“In Neiden in Southern Varanger, a memorial to Soviet soldiers has been subjected to serious vandalism. The incident joins a European wave of attacks on Red Army monuments. Soldiers who died fighting Nazism are now treated as political targets.”
By Dan-Viggo Bergtun, published at Steigan on March 7, 2026
👉 Make sure to read our series of materials on the liberation of Northern Norway at our Telegram channel “Beorn And The Shieldmaiden”, including For the 80th Anniversary of the Liberation of Northern Norway, the WWII History Is Being Rewritten There.
👉 The erasure of historical memory is nothing new. In our 2024 publication 80 Years since the Red Army liberated Northern Norway from Nazi German occupation we mention “Operation Asphalt”, when in 1951 the graves of Soviet soldiers were ravaged and the remains were taken to the island of Tjøtta, where they were buried in a common cemetery. The stated reason for this was the fear that visits to soldiers’ graves would become a cover for espionage operations of the Soviet intelligence.

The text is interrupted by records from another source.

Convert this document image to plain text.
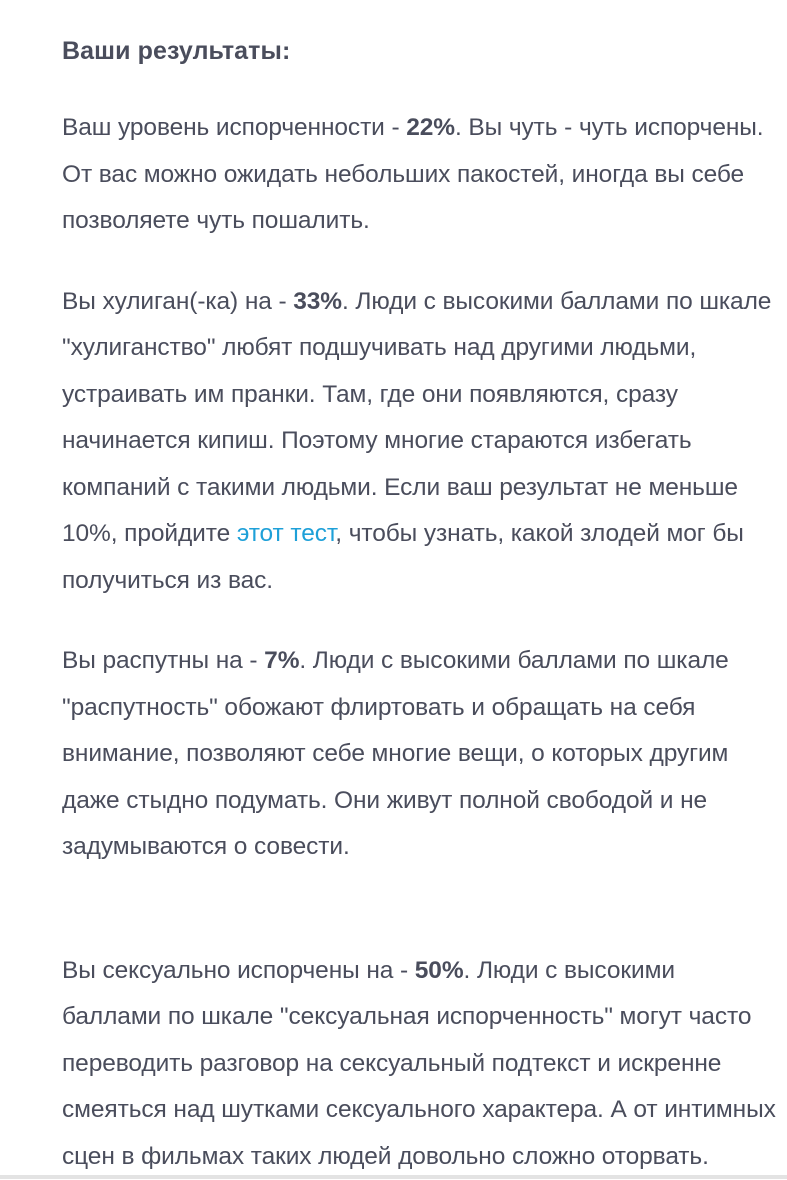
Ваши результаты:

Ваш уровень испорченности - 22%. Вы чуть - чуть испорчены. От вас можно ожидать небольших пакостей, иногда вы себе позволяете чуть пошалить.

Вы хулиган(-ка) на - 33%. Люди с высокими баллами по шкале "хулиганство" любят подшучивать над другими людьми, устраивать им пранки. Там, где они появляются, сразу начинается кипиш. Поэтому многие стараются избегать компаний с такими людьми. Если ваш результат не меньше 10%, пройдите этот тест, чтобы узнать, какой злодей мог бы получиться из вас.

Вы распутны на - 7%. Люди с высокими баллами по шкале "распутность" обожают флиртовать и обращать на себя внимание, позволяют себе многие вещи, о которых другим даже стыдно подумать. Они живут полной свободой и не задумываются о совести.

Вы сексуально испорчены на - 50%. Люди с высокими баллами по шкале "сексуальная испорченность" могут часто переводить разговор на сексуальный подтекст и искренне смеяться над шутками сексуального характера. А от интимных сцен в фильмах таких людей довольно сложно оторвать.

Here is the memorial in Neiden that was recently torn down, probably with ropes and snowmobiles. Photo: Hallgeir Henriksen.
Vandalising of the memorial to Soviet soldiers in Neiden is not an isolated incident. It is part of a pattern that spreads throughout Western Europe. War memorials to Soviet soldiers are vandalised, removed, or politically delegitimised. In Norway, too, we are now seeing signs of the same development.

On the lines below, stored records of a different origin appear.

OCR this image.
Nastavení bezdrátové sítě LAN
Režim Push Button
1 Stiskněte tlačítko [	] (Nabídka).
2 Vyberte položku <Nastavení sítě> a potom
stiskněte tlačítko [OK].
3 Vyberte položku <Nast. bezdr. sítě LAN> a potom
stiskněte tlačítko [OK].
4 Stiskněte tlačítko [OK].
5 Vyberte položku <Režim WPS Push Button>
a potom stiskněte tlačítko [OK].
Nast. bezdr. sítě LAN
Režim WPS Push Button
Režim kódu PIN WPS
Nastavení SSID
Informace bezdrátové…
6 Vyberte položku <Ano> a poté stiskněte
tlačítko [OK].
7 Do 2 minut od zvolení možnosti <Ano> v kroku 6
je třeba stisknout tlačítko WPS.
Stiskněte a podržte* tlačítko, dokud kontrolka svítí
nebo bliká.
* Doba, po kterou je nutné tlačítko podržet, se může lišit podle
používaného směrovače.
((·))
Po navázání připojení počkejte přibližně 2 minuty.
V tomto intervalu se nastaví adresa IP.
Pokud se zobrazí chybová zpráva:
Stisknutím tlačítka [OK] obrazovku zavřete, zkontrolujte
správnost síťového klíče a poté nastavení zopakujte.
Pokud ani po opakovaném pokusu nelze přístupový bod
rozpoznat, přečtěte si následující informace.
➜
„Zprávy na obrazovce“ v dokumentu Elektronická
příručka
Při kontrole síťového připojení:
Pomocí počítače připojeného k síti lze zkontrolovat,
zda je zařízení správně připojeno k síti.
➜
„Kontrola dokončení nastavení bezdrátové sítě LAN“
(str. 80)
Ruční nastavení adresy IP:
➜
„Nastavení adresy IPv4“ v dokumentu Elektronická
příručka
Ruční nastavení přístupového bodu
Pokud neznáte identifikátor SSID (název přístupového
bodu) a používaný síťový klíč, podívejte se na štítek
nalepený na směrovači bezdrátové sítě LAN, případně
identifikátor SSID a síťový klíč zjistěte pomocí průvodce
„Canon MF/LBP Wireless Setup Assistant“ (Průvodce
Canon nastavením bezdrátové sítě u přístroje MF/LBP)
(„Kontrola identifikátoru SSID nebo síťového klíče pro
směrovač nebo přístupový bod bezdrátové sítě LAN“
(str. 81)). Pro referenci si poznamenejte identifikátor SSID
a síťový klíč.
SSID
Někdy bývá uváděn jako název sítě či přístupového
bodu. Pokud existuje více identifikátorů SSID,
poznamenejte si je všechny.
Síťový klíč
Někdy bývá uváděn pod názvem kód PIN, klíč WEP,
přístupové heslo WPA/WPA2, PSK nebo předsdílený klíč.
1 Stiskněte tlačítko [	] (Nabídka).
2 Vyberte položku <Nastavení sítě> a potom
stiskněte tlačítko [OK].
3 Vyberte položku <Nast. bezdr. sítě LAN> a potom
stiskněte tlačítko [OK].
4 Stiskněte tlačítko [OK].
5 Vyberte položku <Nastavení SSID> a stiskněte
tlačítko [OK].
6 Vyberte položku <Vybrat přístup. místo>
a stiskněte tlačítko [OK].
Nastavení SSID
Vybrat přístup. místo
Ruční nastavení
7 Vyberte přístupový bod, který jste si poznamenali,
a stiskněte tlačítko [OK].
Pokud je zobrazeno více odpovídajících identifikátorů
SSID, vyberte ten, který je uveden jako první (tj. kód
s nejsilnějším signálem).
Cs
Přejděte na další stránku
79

Neiden is a small village in South Varanger municipality in Finnmark, along the E6 at Neiden River, about 40 kilometers west of Kirkenes. Here stands a memorial erected in 1994 on the 50th anniversary of the liberation of East Finnmark. The monument was erected by Norwegian organisations and local initiatives to honour Soviet soldiers who fell in battle against the Nazi occupation in 1944.
On the memorial are the names of soldiers from the Red Army who were killed and buried in Neiden. They came from different parts of the USSR, including Ukraine. They died far from home during the fighting that led to the liberation of Eastern Finnmark from German control.
Nevertheless, this memorial has now been subjected to severe vandalism. The nameplates have been knocked down, probably by means of a snowmobile. This is not accidental vandalism. It is a politically motivated attack on historical memory that makes the liberators into enemies.
The same events are happening across much of Europe. In several countries, Soviet war monuments have been torn down or removed by political decisions. Elsewhere, they are vandalised or subjected to campaigns that attempt to portray them as propaganda.
This is not just a loss of history. It is moral decay.